Distributed PV Installations Fall in Era of Lower NEM Rates

7 Feb 2017

Two of the three investor-owned utilities, which offer less favorable net energy metering rates to customers with new solar rooftop systems, have seen installations drop by up to a third.

The revised rates paid to new distributed photovoltaic customers “changes the value proposition for solar,” said Daniel Sullivan, president of Sullivan Solar Power. “It’s the equivalent of boiling a frog, one degree at time.”

San Diego Gas & Electric hit its net metering cap of 617 MW at the end of June, 2016  and then launched a less beneficial rate for excess power sent back to the grid from new solar rooftop systems. Since last July, monthly customer installations fell by about one third, from about 3,100 in June 2016 to about 2,000, according to Amber Albrecht, SDG&E spokesperson.

Pacific Gas & Electric, which hit its 2,240 MW net metering cap on Dec. 15, saw a similar drop in customer applications for interconnecting new PV systems to utility power lines. During the two years the initial net metering rate was in effect, average monthly PG&E ratepayer solar rooftop installations ranged from 5,000 to 6,000.  As of the end of January, there were 4,200 new solar customers, said Ari Vanrenen, PG&E spokesperson. She attributed the lower number to the end of the year holidays and post early adopter surge of solar rooftop customers.

Sullivan agreed that the drop in installations at the private utilities is impacted by the “generally cooling solar market.”

Southern California Edison has not reached its solar peak cap. It is expected to fall short of its 2,240 MW cap by the July 2017 deadline. As of the end of last year, 1,703 MW of new behind-the-meter solar systems were installed in Edison territory. This July is the statutory deadline under AB 327 for hitting the cap, and/or switching to less customer friendly rates.

In the first six months of 2016, while SDG&E’s initial net energy meeting rate was in effect, there was a surge in customer installations. According to utility data, there were 18,256 customer installations, representing 113 MW. That compares to a total 27,208 new customers installations in 2015, representing 168.7 MW.

To illustrate how the new net metering terms are working, SDG&E’s successor rate for small solar systems adds a $132 connection charge. It also includes higher fees for the public purpose, nuclear decommissioning and left over charges from the deregulation era, known as the competition transition charge.  The latter fees alone represent about a 2 cent/kWh hit on distributed solar ratepayers.

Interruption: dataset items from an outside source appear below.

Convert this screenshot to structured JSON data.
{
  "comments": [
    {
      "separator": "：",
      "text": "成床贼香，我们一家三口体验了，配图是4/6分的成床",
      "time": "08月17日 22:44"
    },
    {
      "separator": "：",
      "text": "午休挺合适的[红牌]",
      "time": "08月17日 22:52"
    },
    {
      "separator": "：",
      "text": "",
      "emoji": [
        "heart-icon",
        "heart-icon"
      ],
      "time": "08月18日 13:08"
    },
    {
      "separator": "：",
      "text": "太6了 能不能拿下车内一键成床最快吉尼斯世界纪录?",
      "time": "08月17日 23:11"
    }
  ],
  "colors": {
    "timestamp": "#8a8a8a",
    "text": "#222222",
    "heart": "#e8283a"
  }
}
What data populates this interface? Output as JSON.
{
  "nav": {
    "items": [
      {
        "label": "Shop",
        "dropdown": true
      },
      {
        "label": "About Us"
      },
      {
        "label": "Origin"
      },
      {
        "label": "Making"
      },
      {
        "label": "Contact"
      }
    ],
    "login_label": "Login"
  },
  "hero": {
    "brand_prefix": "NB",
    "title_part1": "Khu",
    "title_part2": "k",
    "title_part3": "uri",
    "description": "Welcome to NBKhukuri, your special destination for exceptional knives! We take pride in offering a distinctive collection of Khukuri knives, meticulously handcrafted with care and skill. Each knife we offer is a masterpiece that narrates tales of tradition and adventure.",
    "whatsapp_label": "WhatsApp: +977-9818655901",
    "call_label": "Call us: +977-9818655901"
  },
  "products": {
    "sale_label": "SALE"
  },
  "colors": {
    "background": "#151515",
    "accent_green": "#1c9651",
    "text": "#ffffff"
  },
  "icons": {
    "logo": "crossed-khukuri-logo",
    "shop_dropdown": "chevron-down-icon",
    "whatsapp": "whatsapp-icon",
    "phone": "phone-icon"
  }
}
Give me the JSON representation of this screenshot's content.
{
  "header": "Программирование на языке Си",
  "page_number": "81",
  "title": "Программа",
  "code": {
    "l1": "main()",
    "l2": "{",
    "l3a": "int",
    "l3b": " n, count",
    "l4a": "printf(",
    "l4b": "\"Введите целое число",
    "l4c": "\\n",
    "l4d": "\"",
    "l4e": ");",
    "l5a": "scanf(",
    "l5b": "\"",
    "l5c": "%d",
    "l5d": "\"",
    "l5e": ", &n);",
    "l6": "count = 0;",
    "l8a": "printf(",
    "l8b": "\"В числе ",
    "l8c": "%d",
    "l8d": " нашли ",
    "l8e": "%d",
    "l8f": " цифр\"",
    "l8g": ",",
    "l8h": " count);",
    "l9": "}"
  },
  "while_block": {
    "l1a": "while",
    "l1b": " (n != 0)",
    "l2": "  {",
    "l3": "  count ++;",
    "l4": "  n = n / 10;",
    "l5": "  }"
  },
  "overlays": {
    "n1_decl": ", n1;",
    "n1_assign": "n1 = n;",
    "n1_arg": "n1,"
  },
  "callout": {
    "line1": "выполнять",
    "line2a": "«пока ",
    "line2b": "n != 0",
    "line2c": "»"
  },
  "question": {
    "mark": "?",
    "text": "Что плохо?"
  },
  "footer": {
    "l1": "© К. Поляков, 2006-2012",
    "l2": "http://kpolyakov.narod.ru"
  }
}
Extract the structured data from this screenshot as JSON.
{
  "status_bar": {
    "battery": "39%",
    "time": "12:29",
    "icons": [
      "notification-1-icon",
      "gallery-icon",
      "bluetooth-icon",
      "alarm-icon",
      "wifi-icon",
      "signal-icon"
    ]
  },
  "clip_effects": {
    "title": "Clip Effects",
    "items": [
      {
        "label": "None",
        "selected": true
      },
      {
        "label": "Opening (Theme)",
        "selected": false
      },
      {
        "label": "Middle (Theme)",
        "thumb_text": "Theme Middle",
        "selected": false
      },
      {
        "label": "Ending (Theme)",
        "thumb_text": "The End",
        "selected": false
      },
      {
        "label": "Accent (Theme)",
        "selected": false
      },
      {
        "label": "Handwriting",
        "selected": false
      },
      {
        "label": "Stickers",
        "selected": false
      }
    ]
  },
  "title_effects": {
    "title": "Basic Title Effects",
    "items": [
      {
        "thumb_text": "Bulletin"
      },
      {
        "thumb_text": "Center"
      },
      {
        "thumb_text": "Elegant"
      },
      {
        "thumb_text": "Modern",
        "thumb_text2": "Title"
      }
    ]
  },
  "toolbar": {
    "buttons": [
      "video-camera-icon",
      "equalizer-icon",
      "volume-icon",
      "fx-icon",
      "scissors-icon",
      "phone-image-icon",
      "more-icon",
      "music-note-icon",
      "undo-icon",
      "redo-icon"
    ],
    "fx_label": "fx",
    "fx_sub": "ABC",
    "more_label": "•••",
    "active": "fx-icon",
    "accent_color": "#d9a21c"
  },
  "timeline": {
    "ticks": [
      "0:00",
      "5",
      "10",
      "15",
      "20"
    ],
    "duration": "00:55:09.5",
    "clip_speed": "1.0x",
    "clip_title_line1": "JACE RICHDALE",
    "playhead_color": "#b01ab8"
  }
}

Another minus will be the requirement that new San Diego net metering rate customers switch to time-of-use rates in five years.

SDG&E and other utilities seek changes to the peak time interval, which pays the highest rates for solar power feeding the grid, to later in the day. Moving it to 4 to 9 p.m., as proposed by the San Diego utility, for example, is less favorable because it captures fewer hours of sunshine and increases what solar home owners pay for power from the grid as solar production wanes in the early evening.

PG&E’s new net metering rate includes a $145 interconnection fee. It also includes higher public purpose, deregulation and nuclear decommissioning fees, estimated also at a loss of 2 cents/kWh for solar rooftop owners connected to the grid. Time-of-use rates are mandatory.

Sullivan estimates the impact of Edison’s revised average net energy metering rate, which starts in July, to cost customers about $200 a year and equal a loss of about $4,000 in savings over a solar project’s 20-year life. The followup net metering is to include $75 connection charge, higher public purpose, nuclear decommissioning and deregulation fees, as well as requisite time-of-use rates.

Sullivan Solar Power now includes battery storage with its customer solar installations to counter the impact of time-of-use rates.

The California Public Utilities Commission is to reconsider net energy metered rates in 2019.